The choices range from the exciting to the exotic -- helicopter rides and body piercings -- but the tried and true seems to remain popular for a romantic Valentine's Day gesture.
When asked about their ideas of a romantic way to spend Valentine's Day with their significant other, many Lawrence residents would just stick with the basics -- dinner at an area restaurant or a movie and flowers.
"Of course, roses are the most popular items," said Gretel Hentschel, manager at Owens Flower Shop, 846 Ind. "We have many men customers, but also women buy them for their boyfriends."
Some early Valentine's Day shoppers are visiting local flower shops already, but Hentschel said the big rush will be Thursday and Friday.
"Enough gentlemen are educated enough to know it's not smart to wait until the last day," she said.
At the Etc. Shop, 928 Mass., men have been buying watches and sterling silver jewelry for their wives and girlfriends, said owner Linda Lester. But if that's not in your price range, Lester suggests magnets of the David and Venus statues that come with clothing accessories.
"We have a special Valentine's Day one, where you can mail it to someone and they can put it on their fridge," Lester said. "David has boxer shorts with hearts, and she has a French maid outfit. Then there's the romantic magnetic poetry. It's a little box of words that fit on the fridge or anything magnetic."
For more adventuresome men and women, a stop at Priscilla's, 1206 W. 23rd, could be in order.
"This is one of our busiest times of the year, and lingerie, as far as personal items, is always popular," said Sheri Quick, manager of Priscilla's. "We also sell a lot of games and adult magazines."
There's an even mix of students and nonstudents who search for Valentine's Day gifts at the novelty shop, Quick said. Some need help, and gentle prodding, to select the gift.
"I lead them and let them tell me what they're looking for. I ask them if they want something risque or something funny or explicit," Quick said. "Once they get to that point, they're loosened up enough to tell me what they're looking for. We have a lot of people that are embarrassed, but there's nothing abnormal about this."
For women who don't go for flowers and lingerie, Evelyn Brown's Personalized Romance Novels are an unforgettable keepsake. For $49, Brown's Swan Publishing will provide a romance novel using the buyer's (and his or her significant other's) name. For $20 more, the novel will use hair and eye colors, pet names, special songs and friends' names.
The books -- buyers can choose from a western, historical novel, Hawaiian adventure, California romance or a lottery winning adventure -- come in "G" or "PG" (the Burning Embers) versions.

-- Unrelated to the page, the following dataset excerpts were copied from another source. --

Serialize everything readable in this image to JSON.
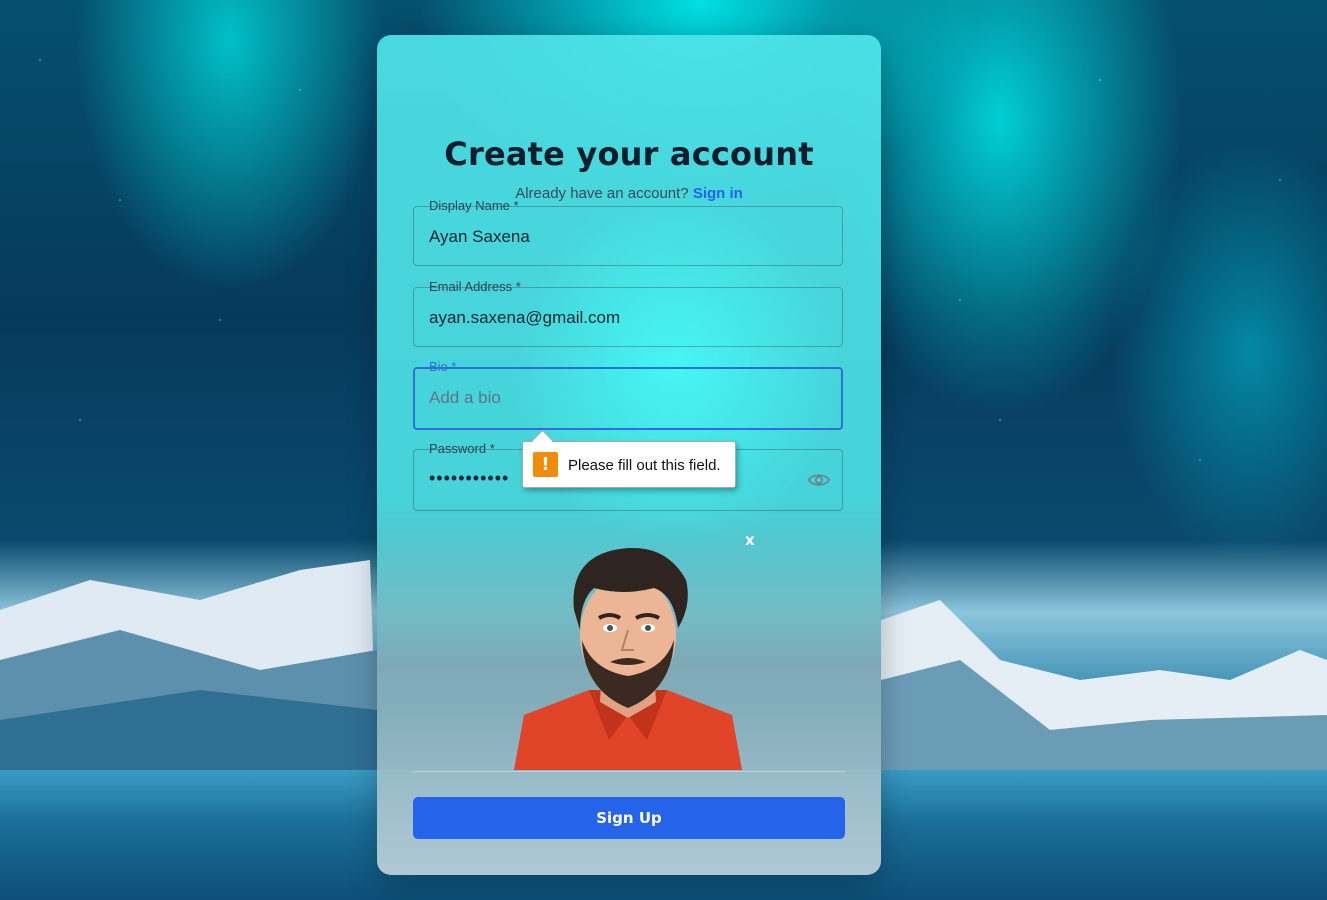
{
  "form": {
    "title": "Create your account",
    "subtitle": "Already have an account?",
    "signin_link": "Sign in",
    "fields": {
      "display_name": {
        "label": "Display Name *",
        "value": "Ayan Saxena"
      },
      "email": {
        "label": "Email Address *",
        "value": "ayan.saxena@gmail.com"
      },
      "bio": {
        "label": "Bio *",
        "placeholder": "Add a bio",
        "value": ""
      },
      "password": {
        "label": "Password *",
        "masked_value": "•••••••••••"
      }
    },
    "validation_message": "Please fill out this field.",
    "avatar_close_label": "x",
    "submit_label": "Sign Up"
  },
  "icons": {
    "password_toggle": "eye-icon",
    "validation": "warning-icon",
    "avatar_remove": "close-icon"
  },
  "colors": {
    "accent": "#2563eb",
    "focus_border": "#2f6fd6",
    "warning": "#f28b0c",
    "title": "#0f1c2b"
  }
}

"I don't do hardcore by any means, but I'd say 90 to 95 percent get the PG version, unless they're buying it for their moms," said Brown during a recent telephone interview from her home in Placentia, Calif.
"I don't do 'R' or 'X' because when you get one of these, they're so beautiful, you want to show it to everybody," she said. "I am amazed what people will tell me, though."
Brown recalls one man who described, in graphic detail, how he conceived his child in the back seat of a car with a married woman -- who wasn't his wife. They ended up divorcing their spouses and marrying, and fortunately, Brown had edited the account for the biographical book she sent to the man.
"I did the whole thing very euphemistically, which was good," Brown said. "The fella called me and said the first thing his wife did was read it to their daughter, who was 8 years old by now."
This is Brown's 10th Valentine's Day in publishing, and she sells an average of 300 books for the holiday. She runs the publishing company from her home, and although it's too late to send a completed personalized novel for this Valentine's Day, she can send a card notifying the receiver of the gift. For more information on the personalized novels, call Brown at 1-800-535-SWAN.
"Generally, it's a man who orders it for a woman, because he knows the woman reads these novels," Brown said. "Romance novels are the guilty pleasures that women don't admit they read."